Applied Data Science and Machine Learning: 12/01/2006

Wednesday, December 27, 2006

Two Book Recommendations

In my data mining courses, there are two books I always recommend to course attendees who are new to data mining. The first is Data Preparation for Data Mining by Dorian Pyle. I like this book because data preparation is usually the most time-consuming step in the data mining process, and there is only one book I know of that is written entirely for the purpose of data preparation (the second hit in the amazon list I linked is a data prep for SAS book, but that one is SAS-specific).

The second book I recommend is for the analyst who is not a statistician is Data Mining: Practical Machine Learning Tools and Techniques by Witten and Frank.

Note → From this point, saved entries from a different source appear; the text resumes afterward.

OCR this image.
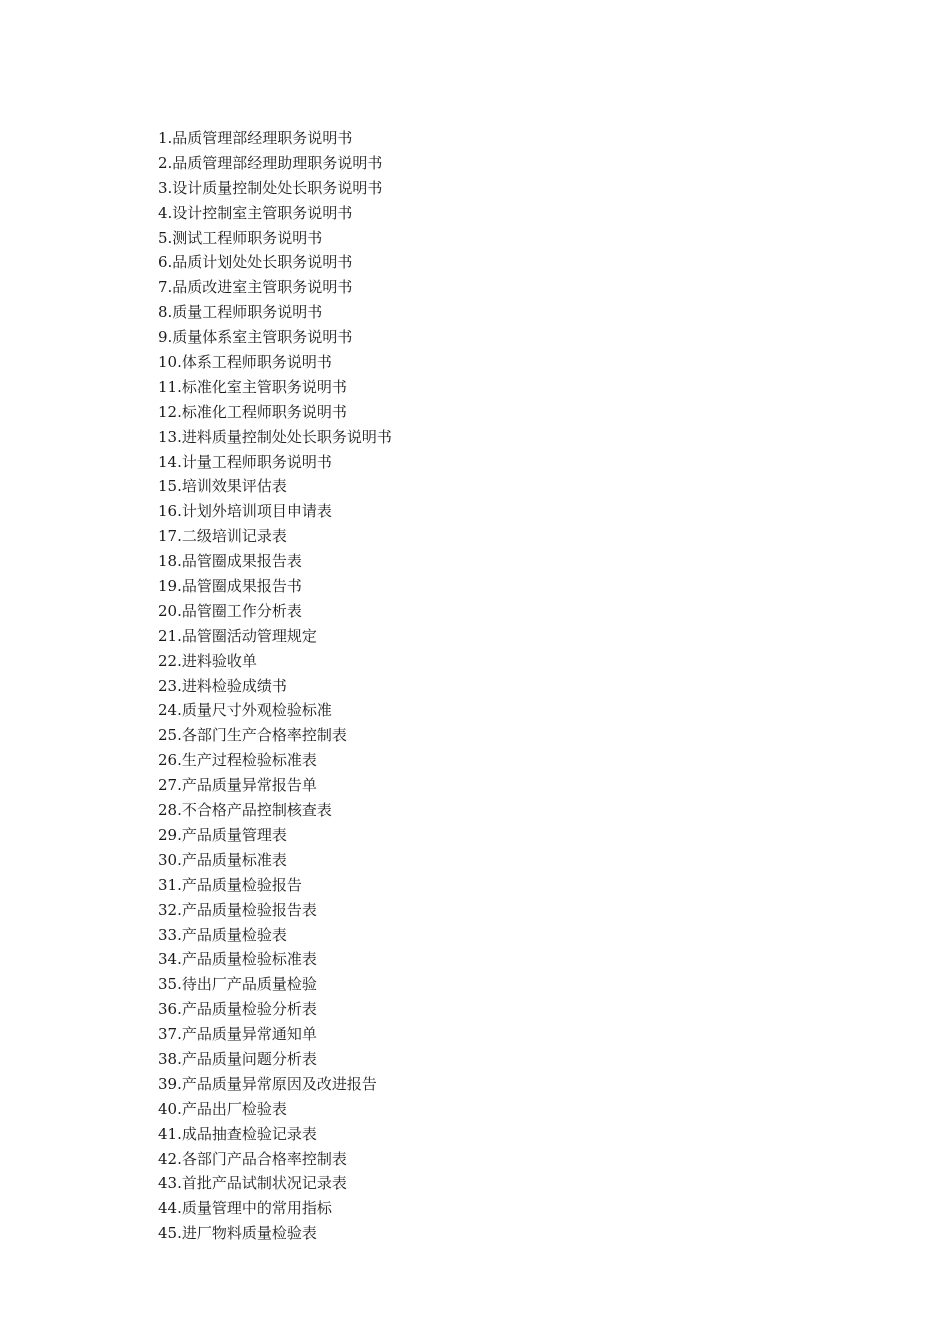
1.品质管理部经理职务说明书
2.品质管理部经理助理职务说明书
3.设计质量控制处处长职务说明书
4.设计控制室主管职务说明书
5.测试工程师职务说明书
6.品质计划处处长职务说明书
7.品质改进室主管职务说明书
8.质量工程师职务说明书
9.质量体系室主管职务说明书
10.体系工程师职务说明书
11.标准化室主管职务说明书
12.标准化工程师职务说明书
13.进料质量控制处处长职务说明书
14.计量工程师职务说明书
15.培训效果评估表
16.计划外培训项目申请表
17.二级培训记录表
18.品管圈成果报告表
19.品管圈成果报告书
20.品管圈工作分析表
21.品管圈活动管理规定
22.进料验收单
23.进料检验成绩书
24.质量尺寸外观检验标准
25.各部门生产合格率控制表
26.生产过程检验标准表
27.产品质量异常报告单
28.不合格产品控制核查表
29.产品质量管理表
30.产品质量标准表
31.产品质量检验报告
32.产品质量检验报告表
33.产品质量检验表
34.产品质量检验标准表
35.待出厂产品质量检验
36.产品质量检验分析表
37.产品质量异常通知单
38.产品质量问题分析表
39.产品质量异常原因及改进报告
40.产品出厂检验表
41.成品抽查检验记录表
42.各部门产品合格率控制表
43.首批产品试制状况记录表
44.质量管理中的常用指标
45.进厂物料质量检验表
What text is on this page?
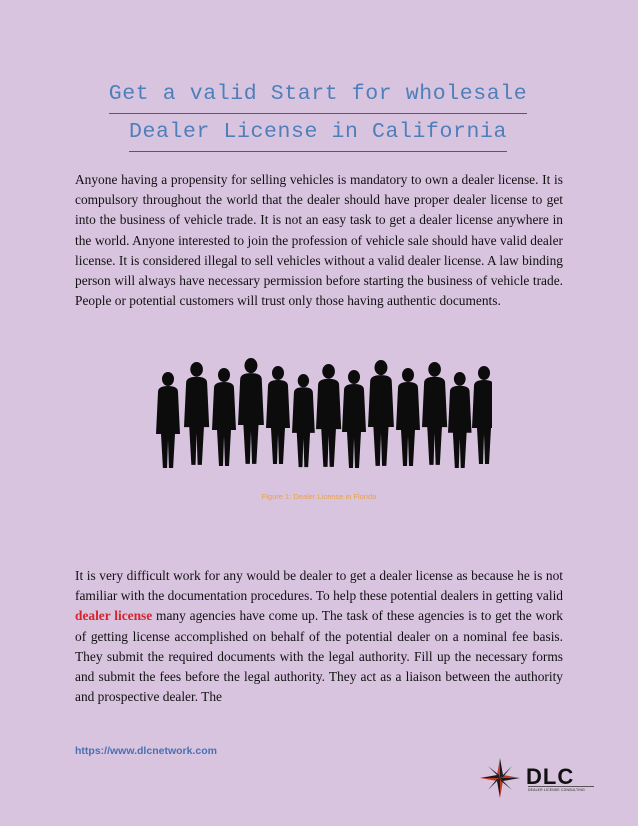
Get a valid Start for wholesale
Dealer License in California

Anyone having a propensity for selling vehicles is mandatory to own a dealer license. It is compulsory throughout the world that the dealer should have proper dealer license to get into the business of vehicle trade. It is not an easy task to get a dealer license anywhere in the world. Anyone interested to join the profession of vehicle sale should have valid dealer license. It is considered illegal to sell vehicles without a valid dealer license. A law binding person will always have necessary permission before starting the business of vehicle trade. People or potential customers will trust only those having authentic documents.

Figure 1: Dealer License in Florida

It is very difficult work for any would be dealer to get a dealer license as because he is not familiar with the documentation procedures. To help these potential dealers in getting valid dealer license many agencies have come up. The task of these agencies is to get the work of getting license accomplished on behalf of the potential dealer on a nominal fee basis. They submit the required documents with the legal authority. Fill up the necessary forms and submit the fees before the legal authority. They act as a liaison between the authority and prospective dealer. The

https://www.dlcnetwork.com
DLC
DEALER LICENSE CONSULTING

They do a great job of describing algorithms and techniques in data mining in an intuitive way; there are few equations and derivations to cloud the issues for non-mathematicians. The biggest critique I have is that there is no description of neural networks, one of the key algorithms in data mining software packages. But that doesn't dampen my enthusiasm for the book. (If you would like a good, free description of neurla networks, go to the SAS Neural Network FAQ.)

Data mining and Terrorism

Just came across an article by Jim Harper entitled Data Mining Can't Improve Our Security that argues persuasively against the use of data mining in such matters. He writes

Data mining for terrorism prediction has two fundamental flaws:

— First, terrorist acts and their precursors are too rare in our society for there to be patterns to find. There simply is no nugget of information to mine.

— Second, the lack of suitable patterns means that any algorithm used to turn up supposedly suspicious behavior or suspicious people will yield so many false positives as to make it useless. A list of potential terror suspects generated from pattern analysis would not be sufficiently targeted to justify investigating people on the list.

and concludes

Unfortunately, there is no magic bullet that solves the security conundrums created by terrorism. Data mining is a useful technique in many areas, but not this one.

I must say that in general I agree, and have argued the same privately to course attendees who were interested in this type of analysis. [A disclamor: I have never worked with intellgences data, so these opinions are not based on direct experience with terrorist-related data.] However, I also believe that while the data is particularly difficult, it is not useless, and therefore disagree with the final conclusion. The question I think should be asked is this: can data mining improve the ability of law enforcement to identify suspected terrorists. Now it may be that any improvement in information provided by data mining may not worth the effort (as he argues)--this I don't know. But if it can improve the odds of finding a dangerous individual 10-fold or 100-fold over what is currently done, then is it not helpful? (I won't comment on the privacy issues here--that is another important issue, but unrelated to his premise that data mining is not useful here).

For those who have worked on difficult problems, the exploratory data analysis that takes place during the data mining project nearly always yields useful information even if the no final models are produced. Therefore, the conclusion to not do any data mining at all seems to me to be an overreaction.

Tuesday, December 19, 2006

The Best Data Mining Book of 2005

A bit late, but better late than never! Actually, I just heard Stephen Levitt speak at SPSS Directions in November and was reminded, of course, of his book Freakonomics. In 2005, I recommended the book to my data mining course attendees as my favorite data mining book of the year, despite the term "data mining" never appearing (to the best of my knowlege) in the book at all. I think a quote in the preface summarizes why I liked it:

What interested Levitt were the stuff and riddles of everyday life... 'He (Levitt) is an intuitionist. He sifts through a pile of data to find a story no one else has found. He figures a way to measure an effect that veteran economists had declared unmeasurable.

It was the idea of "sifting", a prominent term in the Gartner Group definition (and one that I like in particular) that struck me. And all the examples Levitt gives in his book are examples of uncovering patterns in data that are not the most obvious answers, but rather are ones that fit the data better (in his opinion). I like the book because he approaches data with a forensic mindset.

Tuesday, December 05, 2006

Distance metrics

Will Dwinnell (fellow poster here, but who also has a blog specific to Matlab at http://matlabdatamining.blogspot.com) recently posted on Mahalanobis distance as an alternative to Euclidean distance. We are kindred spirits on this one as I have long advocated the Mahalanobis distance, particularly for data that is close to being normally distributed (there are fixes to make numeric data more normally distributed, of course, but that's for another post, perhaps).

The reasons he gives are right on point, but I'd like to expand the application side. I was first introduced to Mahalanobis distance in the context of Nearest Mean classifiers. In case anyone is not familiar with the M. distance, it weights the Euclidean distance by the covariance matrix (think of Euclidean distance as weighing the distance by the Identity matrix). But it is very useful in many other contexts in addition to these or Radial Basis Function networks, and in fact, any time you compute a distance in an algorithm the M. distance is my preferred distance metric, including k-nearest neighbor, and clustering (like Isodata or K-Means).

The problem is that very few data mining software packages have it. I was introduced to it in an obsolete tool called OLPARS (I also wrote code for it, including Perceptrons, RBFs, and some neural networks). But Matlab does it quite easily.